HACKER Q&A
📣 throwaway150919

How to invite a silent partner into startup with significant equity?


My friend is a highly connected AND very technical salesperson. A year ago he approached me with a radical idea: there is a sea change happening in his industry that will force companies to abandon existing software infrastructure, and he had an idea that addresses this sea change in a way that does not force his customers to make billion dollar reinvestments in their networks and handles with a new suite of software instead.

I was working as a consultant and setup a company (using Stripe) and for the last year have been building the software. We are close to having several large banking customers do paid trials.The software works and is radically different than anything else out there, but it fits easily into existing solutions and the sales cycle is not alien.

My friend works for another company in the same industry. When he first had this idea, he told them about it, and they declined to act on it. He has this documented, by the way. It would have cannibalized their opportunities as a reseller of technologies that compete with this new offering.

I've taken zero investment up to this point. There is also no revenue yet.

My questions are:

1. He will leave his current employer soon. How do I let him buy into the company and purchase a large equity stake (for very little cash) without drawing the ire of the IRS if there is a later large sale?

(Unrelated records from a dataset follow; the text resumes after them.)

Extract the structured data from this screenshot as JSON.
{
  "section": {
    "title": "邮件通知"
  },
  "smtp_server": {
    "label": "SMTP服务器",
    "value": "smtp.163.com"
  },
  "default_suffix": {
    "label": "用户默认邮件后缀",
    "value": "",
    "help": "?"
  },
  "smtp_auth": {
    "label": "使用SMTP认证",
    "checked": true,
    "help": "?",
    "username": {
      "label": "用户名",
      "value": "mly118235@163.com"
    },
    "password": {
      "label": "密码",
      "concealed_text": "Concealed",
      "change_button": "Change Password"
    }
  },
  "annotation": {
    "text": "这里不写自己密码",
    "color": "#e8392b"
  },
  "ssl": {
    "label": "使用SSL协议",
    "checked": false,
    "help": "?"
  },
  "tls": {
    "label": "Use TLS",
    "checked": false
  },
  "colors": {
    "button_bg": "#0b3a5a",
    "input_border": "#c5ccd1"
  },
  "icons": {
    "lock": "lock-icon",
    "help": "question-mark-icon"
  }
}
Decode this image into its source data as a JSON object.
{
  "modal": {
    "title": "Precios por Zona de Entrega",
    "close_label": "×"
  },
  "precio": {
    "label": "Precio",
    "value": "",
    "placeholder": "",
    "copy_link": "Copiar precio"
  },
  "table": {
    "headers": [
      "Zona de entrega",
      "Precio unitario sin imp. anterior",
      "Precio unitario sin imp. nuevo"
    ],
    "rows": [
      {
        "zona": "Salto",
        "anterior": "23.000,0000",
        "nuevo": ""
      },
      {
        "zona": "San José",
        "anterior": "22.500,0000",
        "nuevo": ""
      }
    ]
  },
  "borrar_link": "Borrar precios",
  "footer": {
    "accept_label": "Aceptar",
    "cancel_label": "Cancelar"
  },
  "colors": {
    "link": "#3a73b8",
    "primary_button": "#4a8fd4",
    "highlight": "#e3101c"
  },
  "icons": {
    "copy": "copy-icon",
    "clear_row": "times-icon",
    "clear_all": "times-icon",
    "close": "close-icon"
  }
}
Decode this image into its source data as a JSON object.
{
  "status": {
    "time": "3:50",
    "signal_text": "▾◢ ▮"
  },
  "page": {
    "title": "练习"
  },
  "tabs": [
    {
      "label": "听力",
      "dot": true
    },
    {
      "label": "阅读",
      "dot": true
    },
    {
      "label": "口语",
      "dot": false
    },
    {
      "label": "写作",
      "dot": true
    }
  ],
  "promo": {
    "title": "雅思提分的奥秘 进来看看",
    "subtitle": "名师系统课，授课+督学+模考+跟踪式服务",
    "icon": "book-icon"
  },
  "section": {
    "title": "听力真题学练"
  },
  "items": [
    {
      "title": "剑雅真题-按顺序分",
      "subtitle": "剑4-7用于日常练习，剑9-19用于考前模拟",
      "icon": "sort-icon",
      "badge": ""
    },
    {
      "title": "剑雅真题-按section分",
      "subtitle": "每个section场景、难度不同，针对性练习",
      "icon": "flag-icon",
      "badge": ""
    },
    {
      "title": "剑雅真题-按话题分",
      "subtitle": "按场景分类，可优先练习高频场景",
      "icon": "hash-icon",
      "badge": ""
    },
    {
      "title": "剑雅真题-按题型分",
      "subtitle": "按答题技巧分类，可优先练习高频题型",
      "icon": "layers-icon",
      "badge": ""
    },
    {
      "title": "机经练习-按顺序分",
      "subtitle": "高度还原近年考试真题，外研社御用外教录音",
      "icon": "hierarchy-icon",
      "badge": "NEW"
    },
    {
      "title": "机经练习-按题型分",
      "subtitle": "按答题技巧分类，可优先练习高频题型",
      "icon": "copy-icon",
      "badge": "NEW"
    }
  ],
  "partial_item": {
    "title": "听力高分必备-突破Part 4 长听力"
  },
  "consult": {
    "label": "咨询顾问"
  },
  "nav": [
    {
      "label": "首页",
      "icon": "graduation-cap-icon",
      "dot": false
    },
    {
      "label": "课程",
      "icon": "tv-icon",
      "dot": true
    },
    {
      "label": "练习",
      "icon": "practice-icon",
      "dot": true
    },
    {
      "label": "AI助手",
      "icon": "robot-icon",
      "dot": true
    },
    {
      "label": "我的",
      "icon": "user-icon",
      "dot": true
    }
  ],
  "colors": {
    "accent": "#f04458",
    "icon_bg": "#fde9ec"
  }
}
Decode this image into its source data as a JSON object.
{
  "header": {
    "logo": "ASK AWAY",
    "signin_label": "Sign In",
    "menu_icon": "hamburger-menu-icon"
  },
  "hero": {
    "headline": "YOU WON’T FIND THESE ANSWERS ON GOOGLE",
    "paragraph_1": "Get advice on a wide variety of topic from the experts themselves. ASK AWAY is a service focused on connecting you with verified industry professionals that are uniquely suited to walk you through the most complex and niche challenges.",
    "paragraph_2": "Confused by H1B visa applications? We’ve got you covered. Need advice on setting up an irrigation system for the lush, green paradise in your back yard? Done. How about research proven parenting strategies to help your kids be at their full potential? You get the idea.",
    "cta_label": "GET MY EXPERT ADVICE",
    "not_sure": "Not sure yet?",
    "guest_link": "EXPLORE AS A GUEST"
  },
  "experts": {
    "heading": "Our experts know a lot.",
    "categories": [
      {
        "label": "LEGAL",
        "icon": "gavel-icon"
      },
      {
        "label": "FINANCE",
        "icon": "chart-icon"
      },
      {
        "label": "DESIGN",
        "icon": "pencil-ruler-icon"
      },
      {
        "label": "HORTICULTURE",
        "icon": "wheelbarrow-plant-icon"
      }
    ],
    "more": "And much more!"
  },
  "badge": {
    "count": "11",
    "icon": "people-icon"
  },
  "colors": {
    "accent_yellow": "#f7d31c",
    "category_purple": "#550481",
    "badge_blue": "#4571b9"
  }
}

2. He has some debt, so one thing he would like to do (and I'm 100% on board about) is letting him purchase stock at a very reduced rate now. Then, when we prove the opportunity and several of these banks do paid trials for $50k or so, the company buys back some of the stock from him (at a very different rate). This obviously establishes a very different valuation for the company, and allows him to reduce his personal debt.

Are there better ways to do this? If I offered him a position on the team (as a C-level executive), could I grant him a large equity stake (say 25%)?


  👤 caseyf7 Accepted Answer ✓
1. Do consult a lawyer. The state you’re in matters and if you’re in the Bay Area you should be able to get a lawyer to provide advice at no cost. I would structure their equity as an option grant. You still have a long way to go to make this successful so they should be vesting over the future. You could give them credit for the time since the company was founded.

2. This is not a great way to structure this payment. Really you should just pay him a very high commission rate for closing those first few deals so he can cover the debts. Mixing it with a stock transaction will look shady to future investors/regulators. Be upfront with your investors about this and they should understand.


👤 smt88
tl;dr Talk to a lawyer. Many startup lawyers will do early structural stuff for free in hopes that you'll continue to use them. You likely need less than $1,000 of legal work regardless. If you can't afford that, you probably can't afford to start a company.

1. There are explicit tax exemptions for this, but you have to file extra forms to take advantage of them. I don't remember the specifics. Talk to a lawyer.

2. If you take investors, this probably won't be possible. Professional VCs are likely going to prevent early cash-outs like this. I think this is less an issue of legality and more one of whether you raise money and how desirable you are. If you're growing explosively, you can get away with a lot more.

> several of these banks do paid trials for $50k or so

I have a lot of direct experience selling to banks. The sales cycle is years, not months. From the time you have start building your product to the time you get your first check is likely to be years. I hope you have a ton of cash. It will take 5x longer than you think.